World-writable memory on Samsung Android phones
Posted Dec 18, 2012 20:28 UTC (Tue) by nix
In reply to: World-writable memory on Samsung Android phones
Parent article: World-writable memory on Samsung Android phones
I think we're arguing fiercely for the same thing in different words in most areas. However...
It is impossible to do anything in Java without the possibility that the VM will choose to allocate additional memory on the OS or C library level.
Wrong. It's impossible if you use immutable classes like String but quite possible if you'll use char instead. If you want to do such transition or not depends on the task in question.
You're wrong, sorry. There are no guarantees at all in the language specification regarding when the VM will choose to allocate memory on the OS or C library level (nor should there be). Thus, you cannot be sure that anything
you choose to do, or not do, in Java will or will not allocate memory on that level, though there are things you can do to roughly influence patterns of allocation and allocation rates. You could perfectly well find that your char access caused some VM-internal counter to exceed some threshold and a JIT to be kicked off, which would surely allocate memory on the C library level and quite possibly on the OS level as well. (Indeed, I've seen just this with simple integer additions). So you must
define what you mean when you say 'without using additional memory', or you should expect to be misinterpreted.

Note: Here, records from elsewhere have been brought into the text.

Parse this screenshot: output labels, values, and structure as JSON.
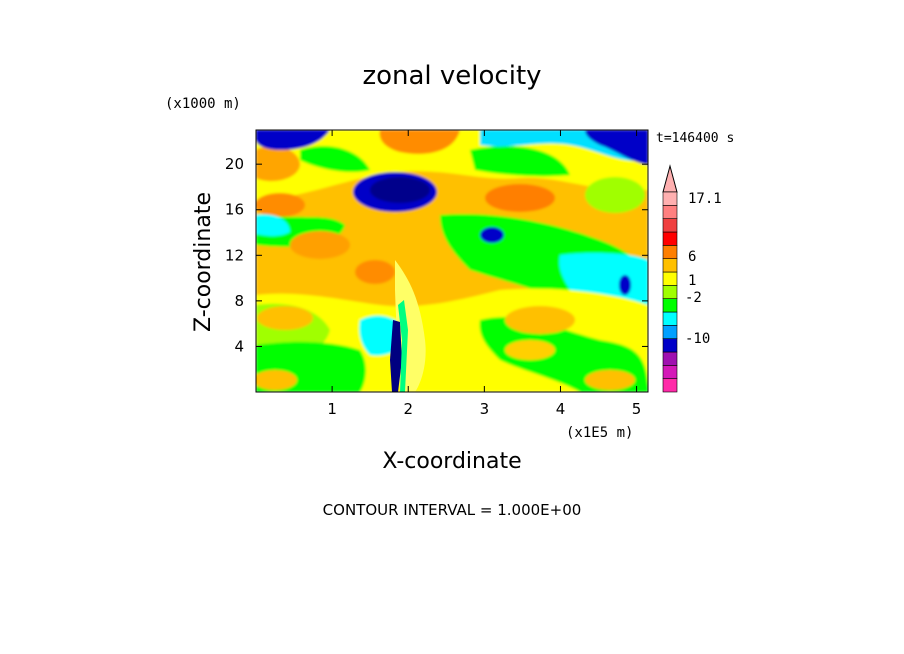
{
  "chart_data": {
    "type": "heatmap",
    "title": "zonal velocity",
    "xlabel": "X-coordinate",
    "ylabel": "Z-coordinate",
    "x_units": "(x1E5 m)",
    "y_units": "(x1000 m)",
    "time_label": "t=146400 s",
    "footer": "CONTOUR INTERVAL = 1.000E+00",
    "xlim": [
      0,
      5.15
    ],
    "ylim": [
      0,
      23
    ],
    "xticks": [
      1,
      2,
      3,
      4,
      5
    ],
    "yticks": [
      4,
      8,
      12,
      16,
      20
    ],
    "colorbar": {
      "labels": [
        "17.1",
        "6",
        "1",
        "-2",
        "-10"
      ],
      "colors": [
        "#ff2aa8",
        "#d418b8",
        "#a010b0",
        "#0000c8",
        "#00a0ff",
        "#00ffff",
        "#00ff00",
        "#a0ff00",
        "#ffff00",
        "#ffc000",
        "#ff7f00",
        "#ff0000",
        "#f04040",
        "#ff8080",
        "#ffb0b0"
      ]
    },
    "grid": false,
    "legend": "colorbar right"
  }
}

A JRE can legitimately start thrashing or run out of OS-level memory (and get killed or throttle itself) while executing nothing on the bytecode level but a loop which adds two numbers together. It's unlikely, but it's possible. And OS-level memory is a form of memory one often cares about running out of, even if you can't control it precisely from the bytecode level or above (though JRE command-line parameters can restrict it to some degree, in some implementations). One also cares about running out of memory on the JRE level, not least so as to avoid running into the artificial limits imposed by those command-line parameters. One also cares about minimizing garbage production rates. These are all different problems, with different solutions and different tradeoffs involved. Yet you just said 'memory' and expected us to tell by telepathy which one you meant. But that depends on what problem you're trying to solve!
It's not your problem.
It bloody well is my problem if I'm one of the candidates your proposed scheme discriminating against! Indeed it has been
my problem for many years. (And I'm not by any means the only person with this problem. It's not incredibly common but it is hardly rare. Yes, most people you'll find applying for jobs in the software community are quite good at interviews -- but that's because those of us who aren't never switch jobs until they become intolerable, and get penalized severely in financial terms for that forced decision.)